Professors Break Down Importance of Gravitational Wave Detection

February 15, 2016

Kasey Cheydleur

A spiral form in outer space
This illustration shows the gravitational waves thought to be produced by two orbiting white dwarf stars in a binary system called J0651, according to an August 2012 study.
Photo credit: Courtesy of NASA

For the first time, scientists have directly detected gravitational waves, confirming a phenomenon first theorized by Albert Einstein’s theory of relativity 100 years ago. In September 2015, researchers affiliated with the Laser Interferometer Gravitational-Wave Observatory (LIGO) observed the ripples in spacetime created by the collision of two massive black holes 1.3 billion years ago, offering an unprecedented perspective on the cosmos.

Two professors in Oberlin’s Physics and Astronomy Department, Robert Owen and Dan Stinebring, are particularly enthusiastic about the discovery, having closely followed the project in connection to their own research into gravitational wave astrophysics. Owen describes his research as the “theory side” of the gravitational wave detection effort. The sizes of the two black holes that collided, 29 and 36 times the mass of the Sun respectively, were calculated through computer simulations using code Owen helped to develop. “I don't want to pretend that my input was particularly important to the discovery—the discovery was the work of an enormous collaboration,” he says. “But the fact that my work has played some small role in this epochal discovery has profoundly reinvigorated my passion for science.”

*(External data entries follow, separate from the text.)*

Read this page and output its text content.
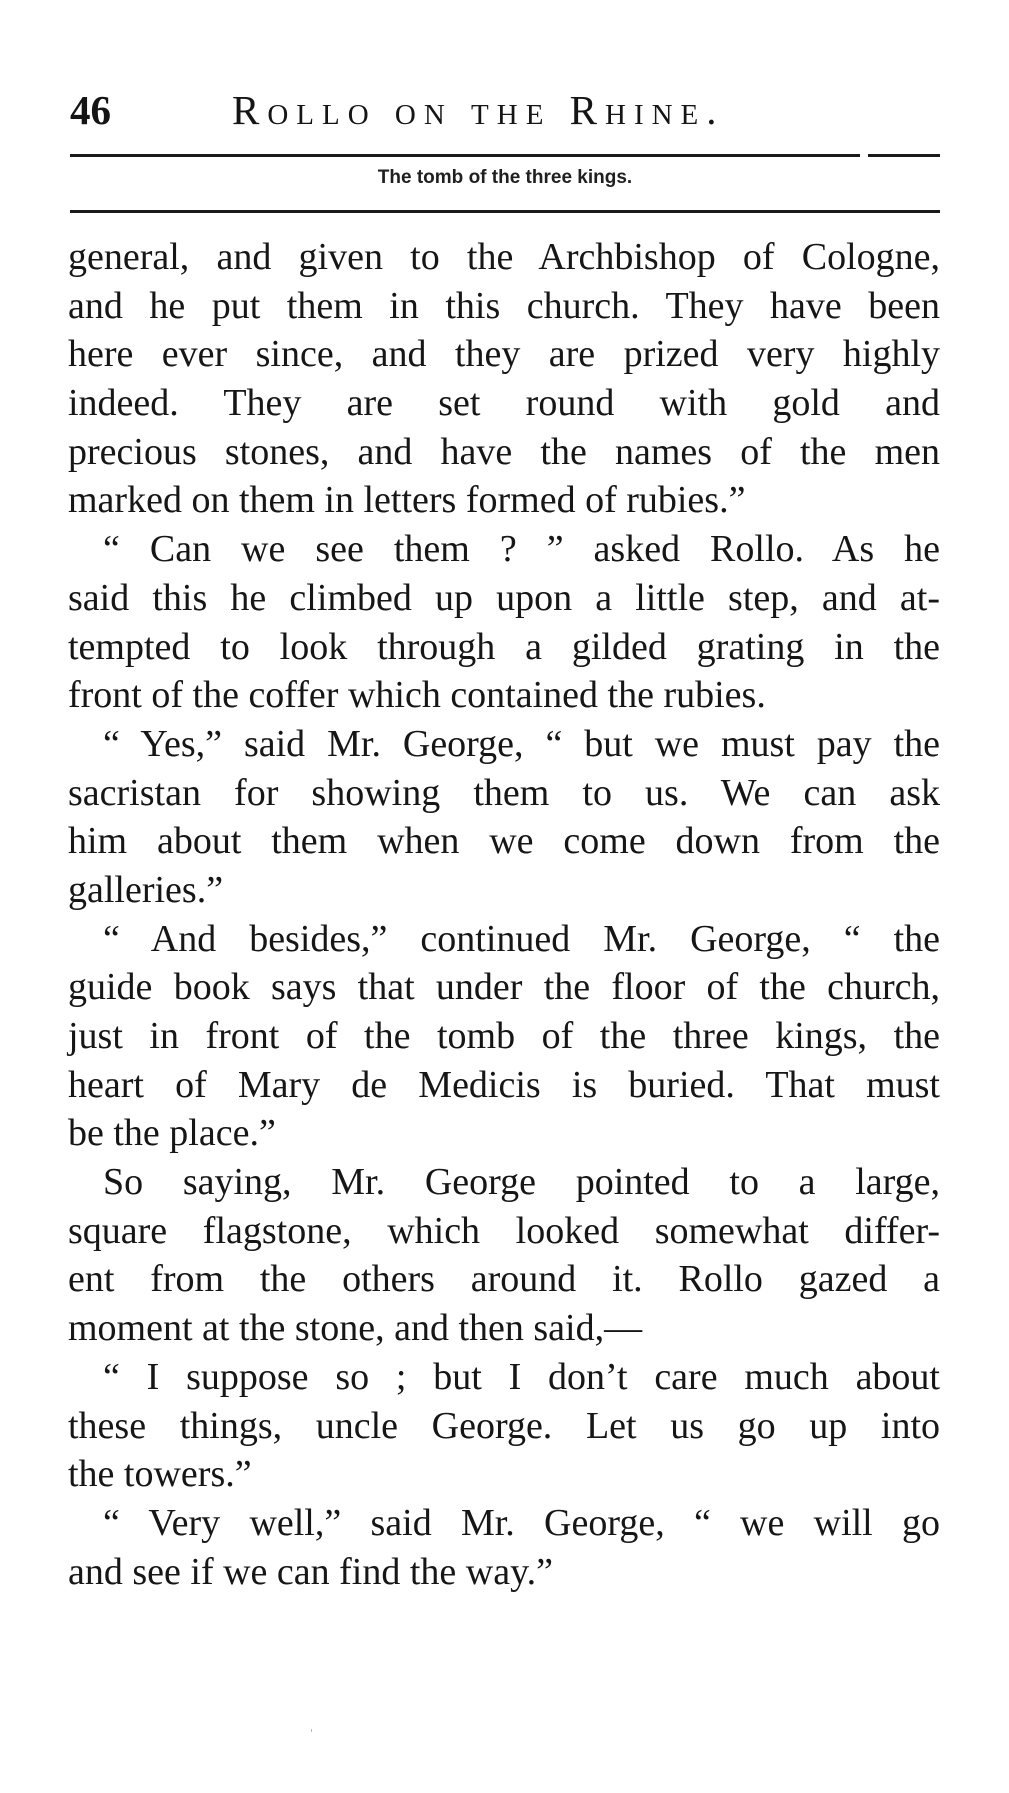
46	Rollo on the Rhine.
The tomb of the three kings.
general, and given to the Archbishop of Cologne,
and he put them in this church. They have been
here ever since, and they are prized very highly
indeed. They are set round with gold and
precious stones, and have the names of the men
marked on them in letters formed of rubies.”
“ Can we see them ? ” asked Rollo. As he
said this he climbed up upon a little step, and at-
tempted to look through a gilded grating in the
front of the coffer which contained the rubies.
“ Yes,” said Mr. George, “ but we must pay the
sacristan for showing them to us. We can ask
him about them when we come down from the
galleries.”
“ And besides,” continued Mr. George, “ the
guide book says that under the floor of the church,
just in front of the tomb of the three kings, the
heart of Mary de Medicis is buried. That must
be the place.”
So saying, Mr. George pointed to a large,
square flagstone, which looked somewhat differ-
ent from the others around it. Rollo gazed a
moment at the stone, and then said,—
“ I suppose so ; but I don’t care much about
these things, uncle George. Let us go up into
the towers.”
“ Very well,” said Mr. George, “ we will go
and see if we can find the way.”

While he believes those claiming the discovery is a “Galileo moment” are being a bit hyperbolic, he still considers it one of the top five most important scientific discoveries in the last 100 years. Owen explains this discovery is the “first-ever measurement of spacetime behaving in its full, non-Newtonian glory” and opens up entirely new possibilities in the field of astronomy.

“All of the astronomical observations we've ever done have been through the collection of electromagnetic waves. Historically, every time we've opened up a new band of the electromagnetic spectrum for observation, we've discovered profound and unexpected new things. Radio telescopes gave us quasars and neutron stars. X-ray telescopes showed us that black holes are not just mathematical abstractions, that they actually exist. This discovery didn't just open up a new band of the electromagnetic spectrum, it opened up an entirely new spectrum! What excites us most in this community right now is the possibility, in fact, the likelihood, that we'll detect phenomena that are completely unexpected, phenomena that were completely invisible from the dawn of humankind until September of 2015.”

Dan Stinebring shares his colleague’s excitement about the announcement and its connection to his own research. “This is a huge boost to our own pulsar-based research effort. I am part of the NANOGrav collaboration. We, and two other groups around the world, are trying to detect gravitational waves from orbiting black holes. But, unlike the massive black holes LIGO detected, our technique is sensitive to pairs of black holes a billion times the mass of the Sun orbiting each other in the centers of distant galaxies. We use weekly observations of an array of about 40 pulsars to see the very faint—and much slower—ripples from these supermassive black hole binaries. We have been doing this work for about 10 years and are getting close to a payoff moment ourselves,” he says.

“I have been at Oberlin 26 years, and it’s never been more fun than now,” Stinebring says. “I feel fortunate to be at a place where we have two gravitational wave search efforts going on. It’s a great opportunity for students, and we’re having a blast, too!”